In August 1955, the Boyers moved to Oxford, where Rocky began teaching at the University of Mississippi School of Education. They drove south from Indiana. Margaret Anne said that her introduction to Mississippi (which she never forgot) was the long stretch of tall timber and Sardis Lake backwaters on the approach to the Tallahatchie River bridge.
In Oxford, the Boyers were lifelong members of Oxford-University Methodist Church. Margaret Anne helped to organize the Oxford chapter of the League of Women Voters and to found the Ole Miss chapter of Pi Beta Phi (with which she also maintained a lifelong connection.) She worked as a substitute teacher, and supported her husband in his work for the Mississippi public schools. In 2017, when civil rights leader Dorothy Height was honored with the issue of a postage stamp, Margaret Anne bought up several sheets of the stamp at the post office. In the late Sixties, she and Rocky and her family had driven Ms. Height on a trip across Mississippi.
Like her husband, Margaret Anne was frequently seen riding her bicycle around Oxford and the campus. She was a recipe tester for Betty Crocker and often presented her family with “taste thrills.”
Rocky Boyer died in 2008. In August 2012, Margaret Anne moved to Needham, Massachusetts, where she lived with her son Edward’s family. She wrote countless letters and cards to friends, and made particular friends with post office staff, in Oxford and later in Needham. Through May of this year, when she suffered a severe stroke, she read the New Yorker and the New York Times every week.
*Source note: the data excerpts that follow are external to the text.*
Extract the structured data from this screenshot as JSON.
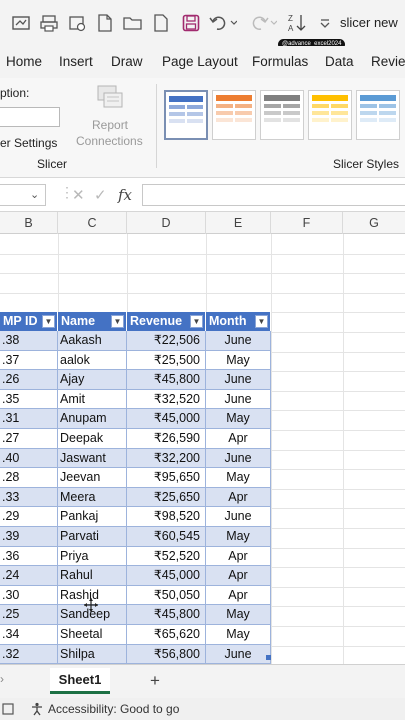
{
  "window": {
    "title": "slicer new",
    "watermark": "@advance_excel2024"
  },
  "ribbon_tabs": [
    "Home",
    "Insert",
    "Draw",
    "Page Layout",
    "Formulas",
    "Data",
    "Review"
  ],
  "ribbon": {
    "caption_label": "ption:",
    "settings_label": "er Settings",
    "report_connections_line1": "Report",
    "report_connections_line2": "Connections",
    "group_slicer": "Slicer",
    "group_slicer_styles": "Slicer Styles"
  },
  "formula_bar": {
    "name_box_value": "",
    "cancel_icon": "✕",
    "enter_icon": "✓",
    "fx_label": "fx",
    "formula_value": ""
  },
  "column_headers": [
    "B",
    "C",
    "D",
    "E",
    "F",
    "G"
  ],
  "table": {
    "headers": [
      "MP ID",
      "Name",
      "Revenue",
      "Month"
    ],
    "rows": [
      [
        ".38",
        "Aakash",
        "₹22,506",
        "June"
      ],
      [
        ".37",
        "aalok",
        "₹25,500",
        "May"
      ],
      [
        ".26",
        "Ajay",
        "₹45,800",
        "June"
      ],
      [
        ".35",
        "Amit",
        "₹32,520",
        "June"
      ],
      [
        ".31",
        "Anupam",
        "₹45,000",
        "May"
      ],
      [
        ".27",
        "Deepak",
        "₹26,590",
        "Apr"
      ],
      [
        ".40",
        "Jaswant",
        "₹32,200",
        "June"
      ],
      [
        ".28",
        "Jeevan",
        "₹95,650",
        "May"
      ],
      [
        ".33",
        "Meera",
        "₹25,650",
        "Apr"
      ],
      [
        ".29",
        "Pankaj",
        "₹98,520",
        "June"
      ],
      [
        ".39",
        "Parvati",
        "₹60,545",
        "May"
      ],
      [
        ".36",
        "Priya",
        "₹52,520",
        "Apr"
      ],
      [
        ".24",
        "Rahul",
        "₹45,000",
        "Apr"
      ],
      [
        ".30",
        "Rashid",
        "₹50,050",
        "Apr"
      ],
      [
        ".25",
        "Sandeep",
        "₹45,800",
        "May"
      ],
      [
        ".34",
        "Sheetal",
        "₹65,620",
        "May"
      ],
      [
        ".32",
        "Shilpa",
        "₹56,800",
        "June"
      ]
    ]
  },
  "sheets": {
    "active": "Sheet1",
    "add_label": "+"
  },
  "status": {
    "accessibility": "Accessibility: Good to go"
  },
  "colors": {
    "table_header": "#4472c4",
    "band": "#d9e1f2",
    "sheet_accent": "#1e7145"
  }
}
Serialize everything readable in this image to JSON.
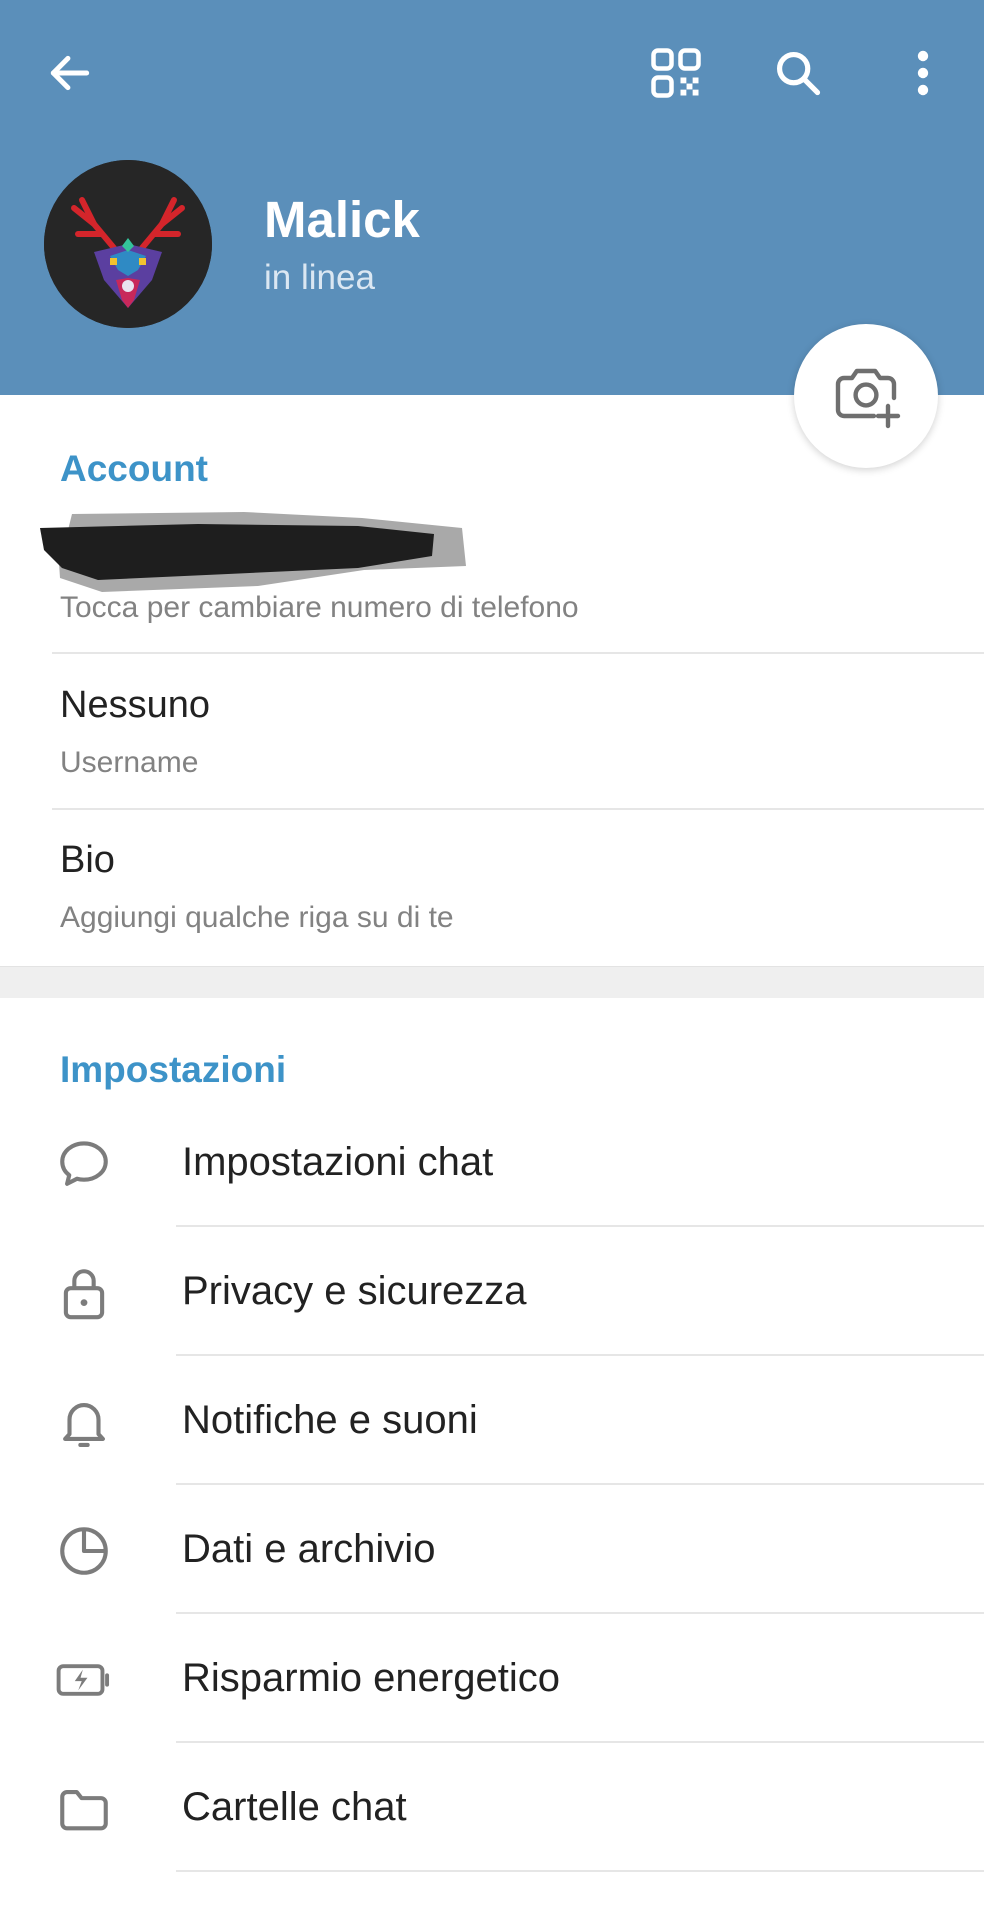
{
  "header": {
    "name": "Malick",
    "status": "in linea",
    "background_color": "#5b8fba",
    "icons": [
      "back-arrow-icon",
      "qr-code-icon",
      "search-icon",
      "more-vertical-icon"
    ]
  },
  "avatar": {
    "description_icon": "deer-avatar-icon"
  },
  "account": {
    "section_title": "Account",
    "phone_hint": "Tocca per cambiare numero di telefono",
    "username_value": "Nessuno",
    "username_label": "Username",
    "bio_value": "Bio",
    "bio_hint": "Aggiungi qualche riga su di te"
  },
  "settings": {
    "section_title": "Impostazioni",
    "items": [
      {
        "label": "Impostazioni chat",
        "icon": "chat-bubble-icon"
      },
      {
        "label": "Privacy e sicurezza",
        "icon": "lock-icon"
      },
      {
        "label": "Notifiche e suoni",
        "icon": "bell-icon"
      },
      {
        "label": "Dati e archivio",
        "icon": "pie-chart-icon"
      },
      {
        "label": "Risparmio energetico",
        "icon": "battery-icon"
      },
      {
        "label": "Cartelle chat",
        "icon": "folder-icon"
      }
    ]
  },
  "colors": {
    "accent": "#3d93c8",
    "header": "#5b8fba"
  }
}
Margaret Anne Boyer is survived by her sons Allen D. Boyer of Staten Island, New York, and his wife Kathleen, and Edward W. Boyer of Needham, Massachusetts, with his wife Debra; five grandchildren, Declan, Caleb, Thomas, Taryn, and Talia; her sister Frances Spangler of St. Petersburg, Florida; her brother- and sister-in-law George Laflin and Anndora Laflin of Kokomo, Indiana, and her sister-in-law Diane Dillard of Paoli, Indiana.
Donations may be made to the Friends of the J. D. Williams Library at the University of Mississippi, or to Oxford-University United Methodist, in Oxford, Mississippi; Carter Memorial United Methodist Church, in Needham, Massachusetts, or Paoli United Methodist Church, in Paoli, Indiana.